XOMA Royalty acquires Generation Bio (NASDAQ: GBIO) in cash and CVR buyout
Rhea-AI Filing Summary
Generation Bio Co. has been acquired by XOMA Royalty Corporation. Parent’s tender offer closed with 4,722,533 shares, about 70% of the common stock, validly tendered. Each share is being exchanged for $4.2913 in cash plus one non-tradeable contingent value right (CVR).
Following the tender, a short-form merger under Delaware law made Generation Bio a wholly owned subsidiary of XOMA, and all remaining shares were converted into the same cash-and-CVR consideration. The company has requested delisting from Nasdaq and plans to terminate its SEC reporting obligations.
In connection with the takeover, all prior directors resigned and Owen Hughes became sole director and officer. The company terminated its ATM equity program and all stock incentive and purchase plans. It also agreed to pay about $21.5 million to terminate its headquarters lease, while the landlord will return a roughly $2 million letter of credit.
Positive
- None.
Negative
- None.
Insights
Generation Bio is being taken private in a cash-and-CVR deal, with delisting and full leadership turnover.
The transaction delivers liquidity to holders of Generation Bio shares at a cash price of $4.2913 per share plus one CVR. A majority of shares, approximately 70%, were tendered, enabling a short-form merger that converted all remaining shares into the same consideration.
Post-merger, the company becomes a wholly owned subsidiary of XOMA Royalty Corporation, will be delisted from Nasdaq, and intends to cease Exchange Act reporting. Equity incentive and employee stock purchase plans were terminated, and prior directors and officers departed, consolidating control under Owen Hughes and the acquirer’s structure.

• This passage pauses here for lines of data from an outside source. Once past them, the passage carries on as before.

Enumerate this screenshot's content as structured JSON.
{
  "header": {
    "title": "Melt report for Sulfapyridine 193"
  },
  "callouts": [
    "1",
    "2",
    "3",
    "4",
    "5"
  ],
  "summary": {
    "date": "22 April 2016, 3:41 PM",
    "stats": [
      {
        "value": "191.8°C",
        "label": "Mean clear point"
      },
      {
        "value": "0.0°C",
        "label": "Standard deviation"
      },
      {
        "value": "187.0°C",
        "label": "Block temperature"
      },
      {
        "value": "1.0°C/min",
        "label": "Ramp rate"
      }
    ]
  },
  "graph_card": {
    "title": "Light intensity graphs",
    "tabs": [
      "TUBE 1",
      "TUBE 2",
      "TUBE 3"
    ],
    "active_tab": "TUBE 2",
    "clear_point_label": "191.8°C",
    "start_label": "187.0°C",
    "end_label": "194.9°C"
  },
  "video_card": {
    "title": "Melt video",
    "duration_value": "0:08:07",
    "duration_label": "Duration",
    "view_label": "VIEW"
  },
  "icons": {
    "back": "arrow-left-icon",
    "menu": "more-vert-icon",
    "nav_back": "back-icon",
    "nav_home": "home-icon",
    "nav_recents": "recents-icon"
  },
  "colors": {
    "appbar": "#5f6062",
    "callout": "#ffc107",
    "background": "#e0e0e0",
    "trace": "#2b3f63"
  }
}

The company also agreed to a $21.5 million payment to terminate its headquarters lease, partially offset by the landlord’s cancellation of a roughly $2 million letter of credit. Overall, this filing marks a definitive change of control and a transition from a public to a private subsidiary structure.
8-K Event Classification
FAQ
What happened to Generation Bio Co. (GBIO) in this 8-K filing?
Generation Bio Co. was acquired by XOMA Royalty Corporation and became its wholly owned subsidiary. A tender offer and follow-on merger converted all remaining shares into cash plus a contingent value right, and the company is moving to delist from Nasdaq and end SEC reporting.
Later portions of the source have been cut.